Manuel’s voice seemed to soothe Feeney, like the rhythmic lines of a prayer, a litany in which his responses were recited silently rather than spoken. The balefire continued to pass in and out of his eyes, though it was absent more than not and dimmer than it had been. He broke his two-hand grip on the revolver, holding it in his right hand, and then finally holstered it. Blinking in surprise, he tasted blood, blotted his lips on his hand, and stared uncomprehendingly at the red smear across his palm.


Harry, the second deputy, to whom Manuel had at last given a name, was already to the foyer by the time Frank Feeney stepped out of the kitchen and entered the hall. Manuel followed Feeney, and I found myself following Manuel, though at a distance.


They had lost their Gestapo aura. They looked weak and weary, like three boys who had been playing cops with great exuberance but were now tuckered out, dragging their butts home to have some hot chocolate and take a nap, and then maybe put on new costumes and play pirates. They seemed to be as lost as the kidnapped children.


In the foyer, as Frank Feeney followed Harry X onto the front porch, I said to Manuel, “You see it, don’t you?”


At the door he stopped and turned to face me, but he didn’t respond. He was still angry, but he also looked stricken. By the second, his rage swam deeper, and his eyes were pools of sorrow.


With light entering the foyer from outside, from the study, and from the living room, I felt more vulnerable here than under the gun and the yellow stare of Feeney in the kitchen, but there was something I needed to say to Manuel.


“Feeney,” I said, though Feeney wasn’t the unfinished business between us. “You see that he’s becoming? You aren’t in denial about that, are you?”


“There’s a cure. We’ll have it soon.”


“He’s on the edge. What if you don’t have a cure soon enough?”


“Then we’ll deal with him.” He realized he was still holding the billy club. He slipped it through a loop on his belt. “Frank is one of ours. We’ll give him peace in our own way.”

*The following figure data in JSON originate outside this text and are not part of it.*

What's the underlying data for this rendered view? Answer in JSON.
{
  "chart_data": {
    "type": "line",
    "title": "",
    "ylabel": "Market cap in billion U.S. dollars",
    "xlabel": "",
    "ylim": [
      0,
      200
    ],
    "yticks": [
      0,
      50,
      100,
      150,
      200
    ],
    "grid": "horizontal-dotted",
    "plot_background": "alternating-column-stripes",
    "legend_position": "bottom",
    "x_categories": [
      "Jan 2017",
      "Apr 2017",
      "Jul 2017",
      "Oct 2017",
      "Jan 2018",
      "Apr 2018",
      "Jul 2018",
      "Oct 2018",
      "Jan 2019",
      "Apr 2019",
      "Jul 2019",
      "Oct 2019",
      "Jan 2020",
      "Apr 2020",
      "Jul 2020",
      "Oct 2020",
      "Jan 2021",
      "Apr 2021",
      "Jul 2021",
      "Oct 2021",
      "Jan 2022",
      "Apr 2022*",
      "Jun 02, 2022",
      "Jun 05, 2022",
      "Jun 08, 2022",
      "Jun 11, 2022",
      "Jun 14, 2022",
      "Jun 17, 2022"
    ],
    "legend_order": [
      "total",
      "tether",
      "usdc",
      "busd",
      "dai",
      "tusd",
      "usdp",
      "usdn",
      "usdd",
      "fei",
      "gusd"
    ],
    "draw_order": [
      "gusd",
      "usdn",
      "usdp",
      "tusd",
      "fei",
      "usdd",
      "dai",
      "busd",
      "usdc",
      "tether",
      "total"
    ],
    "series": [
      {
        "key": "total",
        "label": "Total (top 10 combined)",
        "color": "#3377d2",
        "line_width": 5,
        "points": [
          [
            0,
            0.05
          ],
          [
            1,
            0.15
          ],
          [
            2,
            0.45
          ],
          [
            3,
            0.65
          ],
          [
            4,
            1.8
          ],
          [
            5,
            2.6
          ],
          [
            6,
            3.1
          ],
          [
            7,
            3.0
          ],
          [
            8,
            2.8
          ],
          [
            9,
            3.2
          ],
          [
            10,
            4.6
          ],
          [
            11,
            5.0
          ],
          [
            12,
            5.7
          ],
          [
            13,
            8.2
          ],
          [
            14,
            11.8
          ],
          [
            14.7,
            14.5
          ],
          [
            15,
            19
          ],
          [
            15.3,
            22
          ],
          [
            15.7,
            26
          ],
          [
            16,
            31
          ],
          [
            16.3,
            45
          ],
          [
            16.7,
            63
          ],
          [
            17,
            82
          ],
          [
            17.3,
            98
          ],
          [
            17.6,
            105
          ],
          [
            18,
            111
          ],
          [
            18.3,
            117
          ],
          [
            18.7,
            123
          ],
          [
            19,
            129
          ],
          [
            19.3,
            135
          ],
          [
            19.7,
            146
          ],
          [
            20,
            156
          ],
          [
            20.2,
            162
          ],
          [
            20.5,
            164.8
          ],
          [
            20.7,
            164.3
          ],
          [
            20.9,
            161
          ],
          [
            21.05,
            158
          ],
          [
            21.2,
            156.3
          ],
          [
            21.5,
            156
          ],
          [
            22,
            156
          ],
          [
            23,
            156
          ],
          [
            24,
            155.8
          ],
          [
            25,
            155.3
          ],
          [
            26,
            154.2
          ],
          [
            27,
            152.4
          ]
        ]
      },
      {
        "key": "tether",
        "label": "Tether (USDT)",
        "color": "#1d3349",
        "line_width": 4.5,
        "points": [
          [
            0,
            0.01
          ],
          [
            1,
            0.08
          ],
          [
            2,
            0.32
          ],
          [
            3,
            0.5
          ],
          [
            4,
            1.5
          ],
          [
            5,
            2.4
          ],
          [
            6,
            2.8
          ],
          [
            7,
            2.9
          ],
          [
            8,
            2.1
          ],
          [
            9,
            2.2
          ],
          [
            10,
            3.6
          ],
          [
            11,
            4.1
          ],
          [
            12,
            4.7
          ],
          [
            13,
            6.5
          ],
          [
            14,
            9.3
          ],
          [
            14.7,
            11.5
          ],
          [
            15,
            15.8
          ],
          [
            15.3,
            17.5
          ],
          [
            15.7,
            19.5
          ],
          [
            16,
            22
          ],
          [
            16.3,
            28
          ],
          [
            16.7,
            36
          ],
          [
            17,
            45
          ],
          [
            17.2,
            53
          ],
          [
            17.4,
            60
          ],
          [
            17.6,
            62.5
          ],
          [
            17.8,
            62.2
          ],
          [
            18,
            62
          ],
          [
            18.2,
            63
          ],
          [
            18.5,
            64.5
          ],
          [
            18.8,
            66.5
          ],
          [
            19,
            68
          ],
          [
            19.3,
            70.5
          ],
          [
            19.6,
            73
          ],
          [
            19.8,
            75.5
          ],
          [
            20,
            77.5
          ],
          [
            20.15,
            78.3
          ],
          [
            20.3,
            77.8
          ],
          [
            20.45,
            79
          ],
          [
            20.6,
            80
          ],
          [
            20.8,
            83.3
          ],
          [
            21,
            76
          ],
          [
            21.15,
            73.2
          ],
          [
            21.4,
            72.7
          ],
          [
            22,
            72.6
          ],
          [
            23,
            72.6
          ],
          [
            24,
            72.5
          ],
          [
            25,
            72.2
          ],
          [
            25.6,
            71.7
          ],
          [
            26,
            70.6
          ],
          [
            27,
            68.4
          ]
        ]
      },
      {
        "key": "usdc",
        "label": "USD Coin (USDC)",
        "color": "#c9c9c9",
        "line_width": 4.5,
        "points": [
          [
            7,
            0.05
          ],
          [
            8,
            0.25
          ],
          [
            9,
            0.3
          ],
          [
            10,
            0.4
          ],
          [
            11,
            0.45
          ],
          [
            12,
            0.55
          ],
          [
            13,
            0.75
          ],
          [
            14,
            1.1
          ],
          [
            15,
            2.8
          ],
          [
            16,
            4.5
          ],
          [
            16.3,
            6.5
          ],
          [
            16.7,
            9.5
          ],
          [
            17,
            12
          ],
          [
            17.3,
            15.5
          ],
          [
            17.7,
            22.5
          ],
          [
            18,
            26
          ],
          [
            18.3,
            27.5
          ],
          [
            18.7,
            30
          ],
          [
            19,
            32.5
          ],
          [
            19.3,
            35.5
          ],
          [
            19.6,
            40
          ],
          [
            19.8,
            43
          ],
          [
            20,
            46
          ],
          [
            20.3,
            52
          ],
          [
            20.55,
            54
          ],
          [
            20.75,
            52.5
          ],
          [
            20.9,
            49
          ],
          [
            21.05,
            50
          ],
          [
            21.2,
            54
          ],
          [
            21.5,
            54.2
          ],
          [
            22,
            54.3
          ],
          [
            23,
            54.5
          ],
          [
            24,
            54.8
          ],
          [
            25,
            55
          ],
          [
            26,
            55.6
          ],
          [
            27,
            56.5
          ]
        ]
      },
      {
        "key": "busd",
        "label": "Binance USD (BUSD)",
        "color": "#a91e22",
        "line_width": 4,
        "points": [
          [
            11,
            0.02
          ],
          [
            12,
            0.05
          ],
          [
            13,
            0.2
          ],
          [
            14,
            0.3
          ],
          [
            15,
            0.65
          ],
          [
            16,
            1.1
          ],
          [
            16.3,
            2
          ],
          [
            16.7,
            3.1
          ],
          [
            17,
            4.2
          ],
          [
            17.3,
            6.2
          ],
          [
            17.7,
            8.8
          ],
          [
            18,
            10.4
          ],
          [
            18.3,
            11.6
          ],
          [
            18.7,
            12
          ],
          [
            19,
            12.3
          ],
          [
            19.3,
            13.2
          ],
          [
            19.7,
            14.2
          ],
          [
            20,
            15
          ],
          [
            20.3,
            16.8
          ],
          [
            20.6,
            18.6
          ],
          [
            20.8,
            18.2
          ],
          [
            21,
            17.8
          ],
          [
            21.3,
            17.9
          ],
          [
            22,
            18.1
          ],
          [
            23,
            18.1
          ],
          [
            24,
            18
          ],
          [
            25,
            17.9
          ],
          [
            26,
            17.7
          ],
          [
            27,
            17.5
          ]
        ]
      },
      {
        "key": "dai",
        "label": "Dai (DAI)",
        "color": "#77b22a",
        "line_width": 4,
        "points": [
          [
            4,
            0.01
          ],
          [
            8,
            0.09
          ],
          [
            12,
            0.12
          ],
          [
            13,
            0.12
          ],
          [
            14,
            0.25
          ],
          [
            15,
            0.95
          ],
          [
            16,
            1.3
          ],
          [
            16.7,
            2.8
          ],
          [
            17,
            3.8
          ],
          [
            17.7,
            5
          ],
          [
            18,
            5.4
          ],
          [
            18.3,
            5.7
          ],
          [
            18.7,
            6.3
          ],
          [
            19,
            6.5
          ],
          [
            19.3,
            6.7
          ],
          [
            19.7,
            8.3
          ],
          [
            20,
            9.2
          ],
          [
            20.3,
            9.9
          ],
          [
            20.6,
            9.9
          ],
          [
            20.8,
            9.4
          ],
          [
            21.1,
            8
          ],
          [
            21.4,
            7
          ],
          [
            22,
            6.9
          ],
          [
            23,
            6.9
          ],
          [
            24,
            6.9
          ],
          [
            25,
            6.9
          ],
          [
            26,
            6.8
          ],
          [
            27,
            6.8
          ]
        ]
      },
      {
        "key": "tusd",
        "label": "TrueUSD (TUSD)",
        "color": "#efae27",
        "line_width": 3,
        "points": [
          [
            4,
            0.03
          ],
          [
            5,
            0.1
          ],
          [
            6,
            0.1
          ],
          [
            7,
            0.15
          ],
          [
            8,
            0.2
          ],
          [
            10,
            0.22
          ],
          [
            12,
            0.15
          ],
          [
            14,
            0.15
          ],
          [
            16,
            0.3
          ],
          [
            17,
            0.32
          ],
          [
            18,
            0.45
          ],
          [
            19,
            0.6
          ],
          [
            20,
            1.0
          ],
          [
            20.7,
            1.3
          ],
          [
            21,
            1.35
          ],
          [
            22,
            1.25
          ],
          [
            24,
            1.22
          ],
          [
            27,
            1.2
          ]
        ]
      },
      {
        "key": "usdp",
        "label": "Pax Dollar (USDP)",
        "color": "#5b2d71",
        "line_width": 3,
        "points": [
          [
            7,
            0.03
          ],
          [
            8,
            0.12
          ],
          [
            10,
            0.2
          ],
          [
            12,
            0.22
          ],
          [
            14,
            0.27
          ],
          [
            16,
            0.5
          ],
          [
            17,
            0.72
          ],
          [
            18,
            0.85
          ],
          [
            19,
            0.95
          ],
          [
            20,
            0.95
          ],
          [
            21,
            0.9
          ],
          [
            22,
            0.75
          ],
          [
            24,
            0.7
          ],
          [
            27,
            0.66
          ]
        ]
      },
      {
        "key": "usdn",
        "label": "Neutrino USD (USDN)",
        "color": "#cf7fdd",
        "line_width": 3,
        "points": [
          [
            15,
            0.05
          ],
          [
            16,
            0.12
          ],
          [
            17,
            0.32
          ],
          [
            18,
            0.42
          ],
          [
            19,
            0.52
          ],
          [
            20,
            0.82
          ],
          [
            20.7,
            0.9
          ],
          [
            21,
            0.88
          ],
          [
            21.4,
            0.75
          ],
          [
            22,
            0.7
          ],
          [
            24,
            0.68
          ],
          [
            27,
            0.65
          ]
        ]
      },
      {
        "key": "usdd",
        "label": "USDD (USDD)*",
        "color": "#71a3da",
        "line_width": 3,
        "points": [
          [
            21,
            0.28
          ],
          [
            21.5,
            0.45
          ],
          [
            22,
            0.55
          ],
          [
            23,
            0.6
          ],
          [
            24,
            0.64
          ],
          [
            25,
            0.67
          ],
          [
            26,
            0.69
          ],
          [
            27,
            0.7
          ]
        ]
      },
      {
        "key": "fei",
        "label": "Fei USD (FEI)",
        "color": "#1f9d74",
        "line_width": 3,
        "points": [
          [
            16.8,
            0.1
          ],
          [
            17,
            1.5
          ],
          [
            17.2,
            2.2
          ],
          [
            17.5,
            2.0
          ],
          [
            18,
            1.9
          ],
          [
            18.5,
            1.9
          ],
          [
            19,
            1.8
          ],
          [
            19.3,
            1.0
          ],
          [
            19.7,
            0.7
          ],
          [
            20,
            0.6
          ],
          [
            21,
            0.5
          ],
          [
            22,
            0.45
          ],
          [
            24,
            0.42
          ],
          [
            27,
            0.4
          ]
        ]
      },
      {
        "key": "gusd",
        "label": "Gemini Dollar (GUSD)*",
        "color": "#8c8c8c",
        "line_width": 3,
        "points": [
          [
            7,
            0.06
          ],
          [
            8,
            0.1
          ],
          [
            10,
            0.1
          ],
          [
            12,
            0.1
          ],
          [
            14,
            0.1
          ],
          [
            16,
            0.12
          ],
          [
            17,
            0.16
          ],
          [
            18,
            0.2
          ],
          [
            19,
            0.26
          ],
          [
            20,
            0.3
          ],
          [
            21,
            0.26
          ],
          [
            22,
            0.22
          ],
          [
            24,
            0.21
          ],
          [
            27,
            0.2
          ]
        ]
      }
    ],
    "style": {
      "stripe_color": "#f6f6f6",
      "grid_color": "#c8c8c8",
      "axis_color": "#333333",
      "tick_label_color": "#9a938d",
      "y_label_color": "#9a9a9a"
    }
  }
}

“He could have killed me. Me, Bobby, you, all of us.”


“Stay out of this, Snow. I won’t tell you again.”


Snow. Not Chris anymore. Trashing a guy’s house is dotting the final i and crossing the final t in finito.


“Maybe this kidnapper is that guy on the news,” I said.


“What guy?”


“Snatches kids. Three, four, five little kids. Burns them all at once.”


“That’s not what’s happening here.”


“How can you be sure?”


“This is Moonlight Bay.”


“Not all bad guys are bad just because they’re becoming.”


He glared at me, taking my observation personally.


I got to the unfinished business: “Toby’s a great kid. I love him. I worry about what’s happening. There’s such a terrible risk. But in the end, Manuel, I hope everything turns out with him like you think it will. I really do. More than anything.”


He hesitated, but then said, “Stay out of this. I mean it, Snow.”


For a moment I watched him walk away from my vandalized house into a world that was even more broken than my mother’s china. There were two patrol cars at the curb, and he got into one of them.


“Come back anytime,” I said, as if he could hear me. “I’ve still got drinking glasses you can smash, serving dishes. We’ll have a couple beers, you can bash the hell out of the TV, or take an ax to the better pieces of furniture, pee on the carpet if you want. I’ll make a cheese dip, it’ll be fun, it’ll be festive.”